Der Bürgerbeteiligungsprozess ist inzwischen angelaufen: Er werde parallel zur Suche nach Ärzten für den Campus vorangetrieben, sagte Bär, Empfehlungen an den Stadtrat sollen bis Jahresende stehen. Im September soll die erste von drei
Gesprächsrunden in diesem Jahr mit der Dialoggruppe sein. Man werde den Prozess der Bürgerbeteiligung „wertschätzend wahrnehmen“, versicherte der Landrat. Bernhard Schnee (CDU) regte an, ein „Portal“zu schaffen, in dem auch weitere Bürger Anregungen einfließen lassen könnten. Bär sagte, dass dieses schon vorbereitet sei: „Eine neue Homepage für das Gesundheitszentrum Spaichingen kommt“. Ihm sei es wichtig, „dass eine Einrichtung entsteht, die in Spaichingen als positive Erweiterung gesehen wird“. Dem Dialogprozess stimmte der Kreistag einhellig zu.
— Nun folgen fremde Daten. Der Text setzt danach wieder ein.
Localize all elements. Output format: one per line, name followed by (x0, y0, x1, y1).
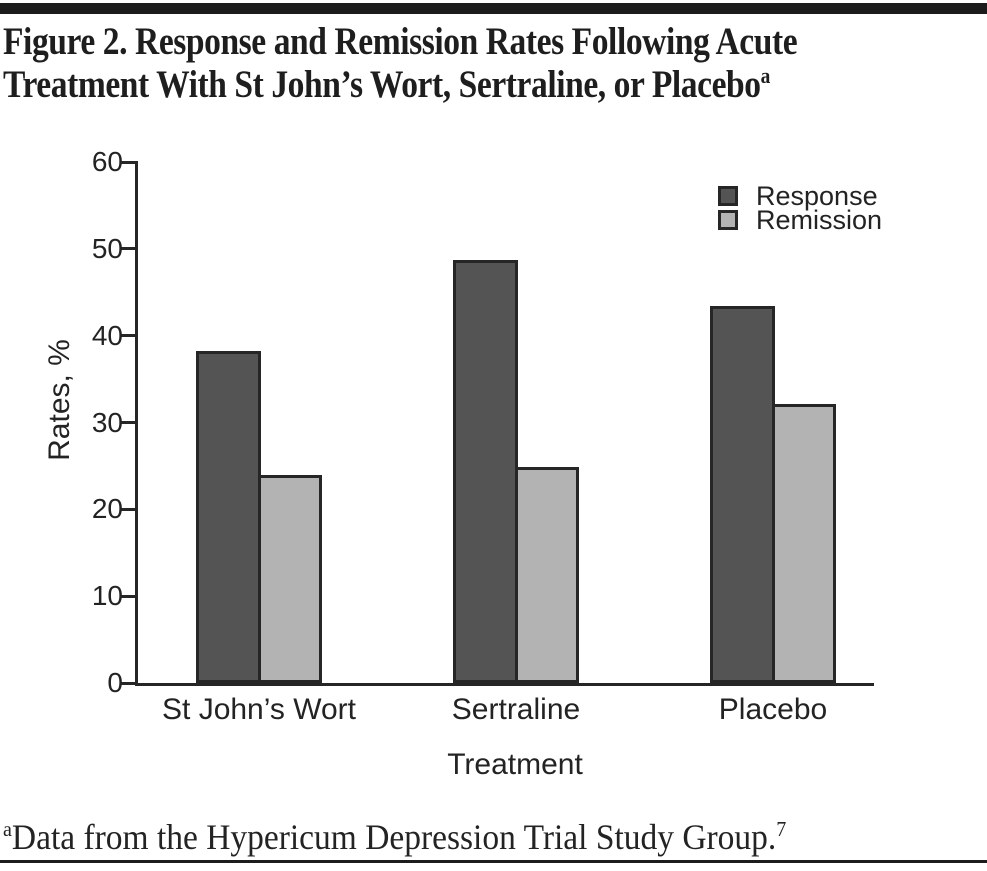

Bär erläuterte den aktuellen Sachstand: Die Konzeption der Firma Oberender für ein „intersektorales Gesundheitszentrum“mit erweiterter ambulanter Versorgung (wir berichteten) sei auf „ausdrückliche Zustimmung“in den Fachreferaten des Sozialministeriums gestoßen. „Wir sind dabei, mit dem Ministerium
einen Förderantrag zu stellen“, sagte Bär. Auch Gespräche mit der AOK als „größter Krankenkasse, der die anderen folgen“, hätten sich positiv entwickelt. Sie habe signalisiert, dass die Verträge für das Modellvorhaben abgeschlossen werden könnten und sie das Konzept mit auf den Weg bringen wolle.
Nun werde das Projekt in einer Gesprächsrunde auf Ministeriumsebene vorgestellt, sagte Bär.
Änderungen seien lediglich bei der Kurzzeitpflege notwendig, ein laut Landrat „kleiner Rückschlag“: Das Sozialministerium halte das geplante ambulante Setting als Wohngemeinschaft fachlich wegen des hohen pflegerischen Aufwands nicht für geeignet. Stattdessen solle der Betrieb stationär abgewickelt werden. Dafür muss noch ein geeigneter Betreiber gefunden werden. Man sei „in Gesprächen mit einem Träger aus dem Landkreis Tuttlingen, der darin Erfahrung hat“, sagte Bär. „Wir spüren, dass es ein großes Interesse dieses Trägers gibt, mit uns an der Kurzzeitpflege in Spaichingen zu arbeiten.“
Der Vorschlag der Firma Oberender, eine GmbH als Rechtsform zu wählen, die an den Landkreis angedockt ist, stieß auf allgemeine Zustimmung. Bär sagte, dass auch das Regierungspräsidium Freiburg seine Zustimmung zugesagt habe. Bürgschaften für die Krankenkassen seien ebenfalls genehmigt.
„Man spürt, dass wir insgesamt auf einem guten Weg sind“, sagte Markus Hugger. Ziel müsse es nun sein, die ärztliche Versorgung in Spaichingen und im nördlichen Landkreis sicherzustellen. Dankbar sei er für die Bürgerbeteiligung. „Wenn gute Ideen kommen, müssen diese Gehör finden und eingebaut werden.“
Ziel sei es, dass in Spaichingen eine „wirtschaftlich tragfähige und medizinisch sinnvolle Einrichtung ist“, sagte Dr. Sebastian Freytag, der neue Geschäftsführer der Klinikum Landkreis Tuttlingen GgmbH, der sich im Kreistag vorstellte. Eine wohnortnahe Versorgung sei wichtig.
„Die Menschen im nördlichen Landkreis sollen Tuttlingen als ihr Klinikum sehen“, antwortete Freytag auf eine Frage von Isabella Kustermann (Freie Wähler). Das Tuttlinger Klinikum sei nur weiterzuführen, „wenn es vom gesamten Landkreis getragen wird“.